Allerdings lag die Westfront noch weit vor der deutschen Reichsgrenze, und ein für Deutschland glimpflicher Verständigungsfrieden wäre noch möglich gewesen. Hätten der „Meisterstratege“ Ludendorff realistisch gedacht, hätte er die ihm hörige Regierung dazu veranlasst, auf Eroberungen zu verzichten, und sich entschlossen gezeigt, die eigenen Grenzen mit allen noch vorhandenen Kräften zu verteidigen. Er hätte die Regierung auch darin bestätigt, am pragmatischen innenpolitischen Kurs in Richtung sozialer und demokratischer Reformen festzuhalten.
Realistisch dachte Ludendorff jedoch nur im Detail und im Zuge machiavellistischer Machtspiele. Ging es ums große Ganze, war er ganz völkischer Ideologe. Im Verlauf des Krieges entwickelte er die fixe Idee, mit „England“ – er meinte das britische „Empire“, die „Supermacht“ seiner Zeit – selbst nach einem Friedensschluss noch einmal um die Weltherrschaft kämpfen zu müssen.

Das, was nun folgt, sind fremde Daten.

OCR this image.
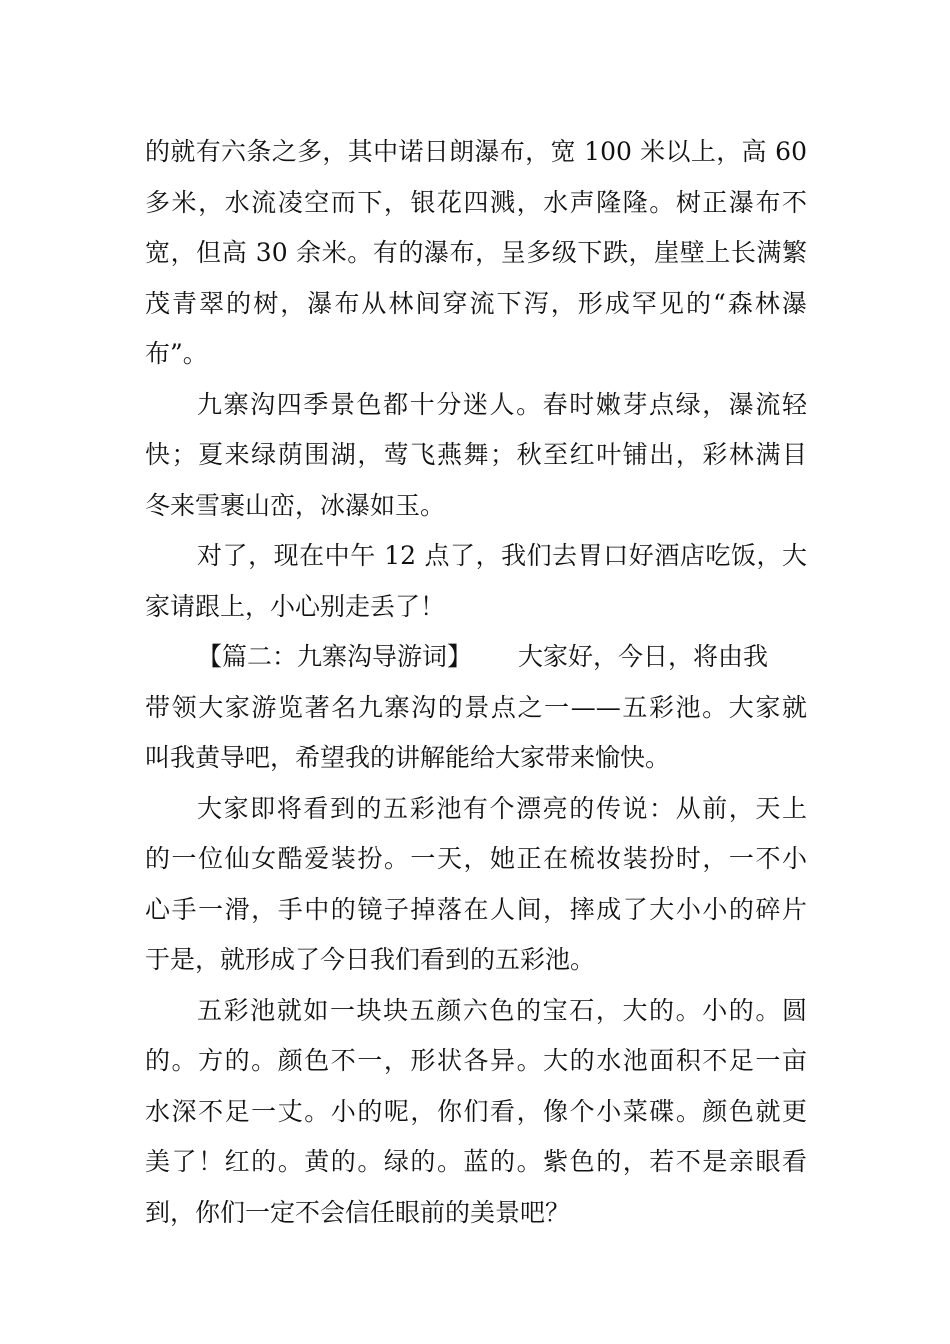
的就有六条之多，其中诺日朗瀑布，宽 100 米以上，高 60
多米，水流凌空而下，银花四溅，水声隆隆。树正瀑布不
宽，但高 30 余米。有的瀑布，呈多级下跌，崖壁上长满繁
茂青翠的树，瀑布从林间穿流下泻，形成罕见的“森林瀑
布”。
九寨沟四季景色都十分迷人。春时嫩芽点绿，瀑流轻
快；夏来绿荫围湖，莺飞燕舞；秋至红叶铺出，彩林满目
冬来雪裹山峦，冰瀑如玉。
对了，现在中午 12 点了，我们去胃口好酒店吃饭，大
家请跟上，小心别走丢了！
【篇二：九寨沟导游词】 大家好，今日，将由我
带领大家游览著名九寨沟的景点之一——五彩池。大家就
叫我黄导吧，希望我的讲解能给大家带来愉快。
大家即将看到的五彩池有个漂亮的传说：从前，天上
的一位仙女酷爱装扮。一天，她正在梳妆装扮时，一不小
心手一滑，手中的镜子掉落在人间，摔成了大小小的碎片
于是，就形成了今日我们看到的五彩池。
五彩池就如一块块五颜六色的宝石，大的。小的。圆
的。方的。颜色不一，形状各异。大的水池面积不足一亩
水深不足一丈。小的呢，你们看，像个小菜碟。颜色就更
美了！红的。黄的。绿的。蓝的。紫色的，若不是亲眼看
到，你们一定不会信任眼前的美景吧？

Er plante buchstäblich einen zweiten Weltkrieg. Er wäre, wie der reale Zweite Weltkrieg, ein deutscher Angriffskrieg und ein Vernichtungskrieg gewesen.
Wie er waren die meisten führenden Militärs, Politiker und Industriellen wie verblendet. Sie wollten nicht auf die Eroberungen im Osten und in Belgien verzichten und hielten eisern am Ziel „Sieg um jeden Preis“ fest.
Als am 8. August britische Truppen einen breiten Frontabschnitt durchbrachen, erkannte Ludendorff, dass an einen Sieg nicht mehr zu denken war. Die deutsche Kriegpropaganda tönte zu diesem Zeitpunkt immmer noch, ein glorreicher „Siegfriede“ sein in greifbarer Nähe.